Village de Tasiilaq avec des maisons en bois vivement peintes nichées sous de dramatiques pics montagneux dentelés avec de la glace de mer au premier plan
← Greenland

Tasiilaq

"Les montagnes ici n'encadrent pas le village — elles l'interrogent."

Le centre reculé du Groenland oriental, cerné de pics déchiquetés et de glace de mer, où le XXe siècle est arrivé tard et a laissé ses marques.

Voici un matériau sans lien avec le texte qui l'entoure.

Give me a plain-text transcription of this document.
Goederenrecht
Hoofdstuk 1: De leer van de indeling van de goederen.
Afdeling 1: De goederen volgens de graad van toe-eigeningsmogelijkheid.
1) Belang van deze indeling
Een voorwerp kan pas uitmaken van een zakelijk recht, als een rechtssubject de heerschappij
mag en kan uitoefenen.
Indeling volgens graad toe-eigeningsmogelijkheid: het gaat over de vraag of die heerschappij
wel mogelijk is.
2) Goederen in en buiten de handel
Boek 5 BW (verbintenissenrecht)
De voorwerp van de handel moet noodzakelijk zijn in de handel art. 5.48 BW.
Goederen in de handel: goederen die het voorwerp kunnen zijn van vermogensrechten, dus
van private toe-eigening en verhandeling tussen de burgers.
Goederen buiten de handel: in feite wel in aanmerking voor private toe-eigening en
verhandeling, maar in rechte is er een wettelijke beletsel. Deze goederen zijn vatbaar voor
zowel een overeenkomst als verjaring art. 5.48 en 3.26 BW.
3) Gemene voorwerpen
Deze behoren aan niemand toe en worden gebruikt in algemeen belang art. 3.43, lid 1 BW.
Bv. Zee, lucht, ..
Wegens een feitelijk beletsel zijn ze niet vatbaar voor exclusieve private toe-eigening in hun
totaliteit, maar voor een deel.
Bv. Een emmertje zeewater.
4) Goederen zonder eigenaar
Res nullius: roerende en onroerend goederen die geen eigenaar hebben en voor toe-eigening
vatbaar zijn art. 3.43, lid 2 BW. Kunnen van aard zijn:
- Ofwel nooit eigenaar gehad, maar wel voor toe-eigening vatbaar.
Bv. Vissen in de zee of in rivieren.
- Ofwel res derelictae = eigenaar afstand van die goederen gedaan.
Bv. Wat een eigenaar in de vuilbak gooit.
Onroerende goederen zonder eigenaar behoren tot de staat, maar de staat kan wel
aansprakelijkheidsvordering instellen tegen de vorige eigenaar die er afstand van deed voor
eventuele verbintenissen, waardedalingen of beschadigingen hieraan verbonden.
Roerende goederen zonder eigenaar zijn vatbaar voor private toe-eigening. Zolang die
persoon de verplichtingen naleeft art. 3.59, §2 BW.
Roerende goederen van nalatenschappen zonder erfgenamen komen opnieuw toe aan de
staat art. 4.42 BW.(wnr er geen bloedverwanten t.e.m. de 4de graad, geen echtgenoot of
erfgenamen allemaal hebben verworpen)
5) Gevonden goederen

Arriver à Tasiilaq exige de l’intention. Il y a un vol hebdomadaire depuis Reykjavik en été, ou on peut voler via Nuuk — ce qui signifie voler à l’ouest pour aller à l’est, une ironie groenlandaise — ou en hiver, certains viennent en hélicoptère depuis la piste d’atterrissage de l’île de Kulusuk, un saut de quinze minutes au-dessus du fjord gelé qui semblait encore, le matin où je l’ai fait, un acte de foi. La côte est du Groenland est séparée de l’ouest par la calotte glaciaire, par la tradition, par le dialecte, et par une qualité de lumière genuinement différente — plus dure, plus dramatique, moins indulgente. On m’avait prévenu de cela. Je n’étais pas préparé.

Le village est assis dans un fjord appelé Ammassalik, adossé à des pics si acérés qu’ils semblent dessinés plutôt qu’érodés. Le nom Tasiilaq signifie « il ressemble à un lac » en groenlandais, ce qui sous-estime considérablement le drame visuel. Les maisons sont peintes dans l’arc-en-ciel groenlandais standard — rouges et bleus et jaunes moutarde — mais elles semblent plus hésitantes ici, serrées contre les parois montagneuses, comme si le paysage n’avait pas encore accepté de les accueillir. Je suis arrivé début mars, quand le fjord était encore gelé et la glace de mer s’étendait jusqu’à l’horizon. Les équipes de chiens étaient dehors. Des chasseurs se déplaçaient sur la glace en direction de la côte extérieure où les phoques remontent respirer par des trous dans la glace. Ce n’est pas de la tradition pour le tourisme — c’est de la subsistance, et elle est encore active.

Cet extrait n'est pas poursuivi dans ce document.